3. Third generation (1964 – 1979) – This generation saw the development of a new technology to be used in the computers called the integrated circuits or the integrated chips. In the computers of this generation, in place of the transistors silicon chips were used, which were known as the integrated circuits or chips. These circuits improved the working of the computer to a great deal increasing speed, reliability by a factor of 10 and power dissipation was reduced by a factor of 10.

The integrated circuits were made of the transistors, resistors, capacitors brought together on a single silicon chip. These circuits were made by printing hundreds and then thousands of silicon chips, called as the semi conductors.

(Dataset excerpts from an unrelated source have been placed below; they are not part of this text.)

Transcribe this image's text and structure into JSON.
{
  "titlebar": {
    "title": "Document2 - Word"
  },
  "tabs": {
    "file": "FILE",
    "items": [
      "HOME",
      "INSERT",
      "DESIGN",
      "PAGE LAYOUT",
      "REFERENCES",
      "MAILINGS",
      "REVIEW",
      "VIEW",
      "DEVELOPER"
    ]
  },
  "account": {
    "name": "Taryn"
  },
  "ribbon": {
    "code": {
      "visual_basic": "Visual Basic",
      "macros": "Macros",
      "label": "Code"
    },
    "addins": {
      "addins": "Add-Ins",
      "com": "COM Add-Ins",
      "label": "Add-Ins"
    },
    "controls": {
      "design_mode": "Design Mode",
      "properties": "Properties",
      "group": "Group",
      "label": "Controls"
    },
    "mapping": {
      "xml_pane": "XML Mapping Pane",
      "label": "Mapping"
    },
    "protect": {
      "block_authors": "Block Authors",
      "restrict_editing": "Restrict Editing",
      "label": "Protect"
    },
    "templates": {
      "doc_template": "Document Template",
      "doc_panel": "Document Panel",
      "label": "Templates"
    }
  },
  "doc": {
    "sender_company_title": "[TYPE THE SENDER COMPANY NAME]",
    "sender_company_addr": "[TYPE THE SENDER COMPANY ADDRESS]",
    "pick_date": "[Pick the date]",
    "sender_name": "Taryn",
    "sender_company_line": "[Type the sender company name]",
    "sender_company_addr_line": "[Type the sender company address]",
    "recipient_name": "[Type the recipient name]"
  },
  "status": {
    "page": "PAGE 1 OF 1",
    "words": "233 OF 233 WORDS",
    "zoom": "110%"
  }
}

In this generation, memory of the computers went up to 2 MBs of RAM with the speed of the CPU going up to 5 Million Instructions per Second (MIPS). As a result of this, computers now were able to find work for themselves in the field of business, airlines reservation systems etc.

The computer of this generation had very good CPU capabilities leading to the development of Integrated Data Base Management Systems.

4. Fourth generation (1980 onwards) – The computers being used by us today belong to this generation. In the fourth generation computers, VLSIC’s (very large scale integrated circuits) are used which consist of 2,00,000 to over 3,00,000 circuits per chip. Memory of the computer has now gone up to over 2 Giga Bytes in large computers with the speed of processing going up to 200 MIPS.

5. Fifth generation – This type of computers involve more of expectations than the reality. Such computers are expected to follow parallel processing procedures, with artificial intelligence and intricate mathematical models.